Image of the Guardian’s water stress map Explore global water stress data in our interactive map

This data, pulled together from two sources and illustrated in map form here, shows the challenge of water scarcity in the Middle East and wider world. The first set of data is a summary of a 2011 commercial dataset created by risk analysts Maplecroft. This data ranks more than 180 countries and assigns each a label to describe whether its exposure to water stress is low, medium, high or extreme.

The second data source is the UN Food and Agriculture Organisation’s Aquastat tool. This is less up-to-date and less comprehensive but available in full, providing some interesting, if sometimes quite old, figures which compare how much fresh water (surface and ground) a country could sustainably provide with the amount that is actually consumed there. The higher the proportion of its renewable water resource that a country uses, the more exposed it is to water stress.

It’s no surprise to see that all the sixteen extreme cases are countries in or around the Middle East and North Africa. Bahrain clocks in at first place on the Maplecroft rankings, though according to the Aquastat data the tiny nation uses “only” 220% of its available renewable water reserves, compared to 943% in Saudi Arabia and a remarkable 2,465% in Kuwait. Presumably much of the excess comes from desalination plants rather than draining non-renewable groundwater, though the Aquastat data doesn’t confirm this.
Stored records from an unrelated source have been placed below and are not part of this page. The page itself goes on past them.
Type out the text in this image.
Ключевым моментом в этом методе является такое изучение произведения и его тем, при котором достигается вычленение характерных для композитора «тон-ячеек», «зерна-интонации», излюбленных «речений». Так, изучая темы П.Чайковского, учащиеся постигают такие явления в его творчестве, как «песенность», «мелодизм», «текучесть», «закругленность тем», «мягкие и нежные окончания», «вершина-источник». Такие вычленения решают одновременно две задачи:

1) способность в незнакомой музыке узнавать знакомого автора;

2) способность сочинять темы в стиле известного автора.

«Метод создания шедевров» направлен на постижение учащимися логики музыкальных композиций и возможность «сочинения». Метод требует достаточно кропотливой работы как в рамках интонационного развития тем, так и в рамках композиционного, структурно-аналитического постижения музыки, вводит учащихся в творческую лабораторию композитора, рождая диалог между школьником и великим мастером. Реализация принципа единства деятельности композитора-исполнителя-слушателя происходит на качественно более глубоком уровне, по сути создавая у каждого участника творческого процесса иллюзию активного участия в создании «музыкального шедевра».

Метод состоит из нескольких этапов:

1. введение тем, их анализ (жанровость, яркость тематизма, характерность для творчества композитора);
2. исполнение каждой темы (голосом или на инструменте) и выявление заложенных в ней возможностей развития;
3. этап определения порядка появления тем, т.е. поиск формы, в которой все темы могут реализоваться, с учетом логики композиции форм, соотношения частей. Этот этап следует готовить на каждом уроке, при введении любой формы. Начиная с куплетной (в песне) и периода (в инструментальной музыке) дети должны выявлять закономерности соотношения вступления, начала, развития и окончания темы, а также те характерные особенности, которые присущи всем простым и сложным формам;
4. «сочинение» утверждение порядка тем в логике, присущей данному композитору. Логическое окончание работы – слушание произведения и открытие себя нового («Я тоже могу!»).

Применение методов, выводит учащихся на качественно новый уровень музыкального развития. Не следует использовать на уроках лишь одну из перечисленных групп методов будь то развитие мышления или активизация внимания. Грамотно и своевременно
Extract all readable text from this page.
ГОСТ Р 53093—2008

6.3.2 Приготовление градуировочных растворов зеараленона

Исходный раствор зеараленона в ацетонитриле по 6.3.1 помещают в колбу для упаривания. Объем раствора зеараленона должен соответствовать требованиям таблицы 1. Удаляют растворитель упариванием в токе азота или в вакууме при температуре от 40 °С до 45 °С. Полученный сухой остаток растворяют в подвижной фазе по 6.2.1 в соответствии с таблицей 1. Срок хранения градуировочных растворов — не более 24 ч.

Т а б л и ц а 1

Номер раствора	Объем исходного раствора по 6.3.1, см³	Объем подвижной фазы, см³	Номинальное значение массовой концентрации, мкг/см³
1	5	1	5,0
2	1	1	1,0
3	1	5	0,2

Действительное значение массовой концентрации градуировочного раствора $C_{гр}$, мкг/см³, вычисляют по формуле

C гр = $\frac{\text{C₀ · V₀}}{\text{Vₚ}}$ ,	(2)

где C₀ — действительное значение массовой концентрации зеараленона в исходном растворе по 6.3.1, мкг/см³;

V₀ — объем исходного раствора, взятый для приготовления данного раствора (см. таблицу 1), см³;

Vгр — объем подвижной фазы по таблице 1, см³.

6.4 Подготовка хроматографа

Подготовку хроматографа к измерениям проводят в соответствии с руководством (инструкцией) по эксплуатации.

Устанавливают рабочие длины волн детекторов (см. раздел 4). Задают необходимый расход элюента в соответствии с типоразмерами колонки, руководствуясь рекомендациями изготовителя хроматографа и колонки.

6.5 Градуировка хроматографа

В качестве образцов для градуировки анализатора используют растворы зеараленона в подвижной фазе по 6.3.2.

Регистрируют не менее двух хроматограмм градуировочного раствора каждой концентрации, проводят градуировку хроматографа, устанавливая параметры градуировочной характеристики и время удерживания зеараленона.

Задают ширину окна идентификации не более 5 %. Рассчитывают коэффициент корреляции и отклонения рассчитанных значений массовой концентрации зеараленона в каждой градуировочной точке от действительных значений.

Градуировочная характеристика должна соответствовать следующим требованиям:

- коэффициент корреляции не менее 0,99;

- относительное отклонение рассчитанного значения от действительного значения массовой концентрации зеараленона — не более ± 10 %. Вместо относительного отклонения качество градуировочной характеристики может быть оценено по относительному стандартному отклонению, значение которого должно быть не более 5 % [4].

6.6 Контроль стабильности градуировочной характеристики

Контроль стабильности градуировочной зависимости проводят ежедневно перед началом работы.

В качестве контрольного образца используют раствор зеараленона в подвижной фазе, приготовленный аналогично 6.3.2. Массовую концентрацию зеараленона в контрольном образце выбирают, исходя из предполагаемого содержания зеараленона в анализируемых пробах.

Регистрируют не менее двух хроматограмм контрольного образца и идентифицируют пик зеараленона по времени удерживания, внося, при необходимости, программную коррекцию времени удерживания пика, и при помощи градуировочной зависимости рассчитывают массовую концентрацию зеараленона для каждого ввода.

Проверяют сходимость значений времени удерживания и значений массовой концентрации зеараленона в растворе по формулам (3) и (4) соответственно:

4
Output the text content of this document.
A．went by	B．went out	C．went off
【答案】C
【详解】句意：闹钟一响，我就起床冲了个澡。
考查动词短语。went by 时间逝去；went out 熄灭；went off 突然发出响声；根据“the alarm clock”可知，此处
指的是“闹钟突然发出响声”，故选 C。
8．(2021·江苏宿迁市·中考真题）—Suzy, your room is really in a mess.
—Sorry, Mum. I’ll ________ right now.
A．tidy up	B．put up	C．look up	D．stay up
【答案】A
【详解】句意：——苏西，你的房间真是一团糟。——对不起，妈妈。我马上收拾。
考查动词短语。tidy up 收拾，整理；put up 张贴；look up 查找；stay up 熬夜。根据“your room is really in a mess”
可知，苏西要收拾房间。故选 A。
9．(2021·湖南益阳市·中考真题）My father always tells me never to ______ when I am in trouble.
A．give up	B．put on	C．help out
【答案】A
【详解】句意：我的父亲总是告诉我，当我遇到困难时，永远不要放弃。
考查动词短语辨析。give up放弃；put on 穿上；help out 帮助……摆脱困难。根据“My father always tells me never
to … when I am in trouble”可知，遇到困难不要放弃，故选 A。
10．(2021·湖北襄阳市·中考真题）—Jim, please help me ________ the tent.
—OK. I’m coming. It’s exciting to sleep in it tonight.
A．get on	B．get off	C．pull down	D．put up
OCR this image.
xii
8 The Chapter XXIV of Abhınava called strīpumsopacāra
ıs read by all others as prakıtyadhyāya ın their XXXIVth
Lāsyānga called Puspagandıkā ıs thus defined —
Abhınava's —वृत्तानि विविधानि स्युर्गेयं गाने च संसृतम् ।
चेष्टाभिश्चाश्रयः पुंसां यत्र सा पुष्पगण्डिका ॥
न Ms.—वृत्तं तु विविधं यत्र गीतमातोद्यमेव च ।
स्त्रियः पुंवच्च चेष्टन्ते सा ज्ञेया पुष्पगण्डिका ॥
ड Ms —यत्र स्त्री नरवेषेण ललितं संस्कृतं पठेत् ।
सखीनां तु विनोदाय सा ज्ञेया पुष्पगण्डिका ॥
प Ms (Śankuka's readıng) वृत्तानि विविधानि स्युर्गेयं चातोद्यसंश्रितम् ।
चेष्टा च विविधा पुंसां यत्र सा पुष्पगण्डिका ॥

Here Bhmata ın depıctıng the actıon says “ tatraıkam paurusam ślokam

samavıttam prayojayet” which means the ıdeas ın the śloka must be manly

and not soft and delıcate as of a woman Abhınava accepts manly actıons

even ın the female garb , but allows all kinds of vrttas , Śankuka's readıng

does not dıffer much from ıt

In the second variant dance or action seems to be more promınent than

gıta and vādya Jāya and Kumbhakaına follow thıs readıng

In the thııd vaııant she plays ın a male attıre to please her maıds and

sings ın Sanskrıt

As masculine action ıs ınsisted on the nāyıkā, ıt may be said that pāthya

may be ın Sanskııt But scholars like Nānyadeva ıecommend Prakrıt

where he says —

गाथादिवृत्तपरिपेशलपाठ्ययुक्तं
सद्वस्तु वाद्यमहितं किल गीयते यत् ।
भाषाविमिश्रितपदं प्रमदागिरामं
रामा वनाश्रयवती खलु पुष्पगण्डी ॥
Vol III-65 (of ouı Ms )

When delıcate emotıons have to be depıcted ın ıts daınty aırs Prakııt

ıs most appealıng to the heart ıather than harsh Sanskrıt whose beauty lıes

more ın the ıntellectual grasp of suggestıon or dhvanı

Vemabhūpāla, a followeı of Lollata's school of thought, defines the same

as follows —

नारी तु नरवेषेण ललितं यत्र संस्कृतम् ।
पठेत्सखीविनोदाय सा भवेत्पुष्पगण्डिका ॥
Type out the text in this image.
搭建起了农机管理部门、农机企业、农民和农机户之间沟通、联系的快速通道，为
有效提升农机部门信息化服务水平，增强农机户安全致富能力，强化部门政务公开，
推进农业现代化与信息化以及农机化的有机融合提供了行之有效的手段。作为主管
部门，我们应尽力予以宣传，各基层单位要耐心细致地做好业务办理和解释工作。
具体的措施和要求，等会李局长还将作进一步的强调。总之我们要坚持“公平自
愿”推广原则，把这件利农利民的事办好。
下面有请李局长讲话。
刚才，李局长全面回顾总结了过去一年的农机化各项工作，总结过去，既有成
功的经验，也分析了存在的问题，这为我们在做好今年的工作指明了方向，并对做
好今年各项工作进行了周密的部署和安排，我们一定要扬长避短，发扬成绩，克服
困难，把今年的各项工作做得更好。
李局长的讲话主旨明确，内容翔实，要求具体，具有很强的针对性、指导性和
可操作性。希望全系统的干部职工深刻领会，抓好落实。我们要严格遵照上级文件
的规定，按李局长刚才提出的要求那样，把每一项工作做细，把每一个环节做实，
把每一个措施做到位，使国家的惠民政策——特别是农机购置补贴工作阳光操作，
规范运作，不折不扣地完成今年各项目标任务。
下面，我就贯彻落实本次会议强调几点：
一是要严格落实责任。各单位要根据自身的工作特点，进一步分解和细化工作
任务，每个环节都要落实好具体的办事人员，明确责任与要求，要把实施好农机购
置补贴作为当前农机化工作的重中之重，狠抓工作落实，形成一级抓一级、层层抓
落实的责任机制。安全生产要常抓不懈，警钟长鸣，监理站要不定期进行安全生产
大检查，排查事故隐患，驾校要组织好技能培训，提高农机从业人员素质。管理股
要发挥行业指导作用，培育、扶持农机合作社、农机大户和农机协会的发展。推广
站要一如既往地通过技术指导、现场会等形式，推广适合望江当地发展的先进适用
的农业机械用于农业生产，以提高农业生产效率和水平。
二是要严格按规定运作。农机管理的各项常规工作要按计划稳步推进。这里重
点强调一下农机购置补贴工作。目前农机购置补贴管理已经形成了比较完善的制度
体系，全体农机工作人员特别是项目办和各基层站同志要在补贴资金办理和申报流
However, it’s not only the Middle East that’s feeling the pitch. Australia, South Africa, Spain, India, Cuba, Hong Kong – a large number of countries are ranked as having a “high” level of water stress by Maplecroft, which means having water demand above 40% of the maximum renewable resource or more than 1,700 cubic metres a person a year.

Looking at the map, it’s easy to see the footprint of Hadley cells, the global circulation patterns that help ensure that the world’s driest regions sit between the stormy equatorial regions and the drizzly zones further north and south. But there’s plenty of deviation from this pattern on the map, highlighting the fact that each region is unique – and that water management is just as crucial as the amount of rainfall that a country receives.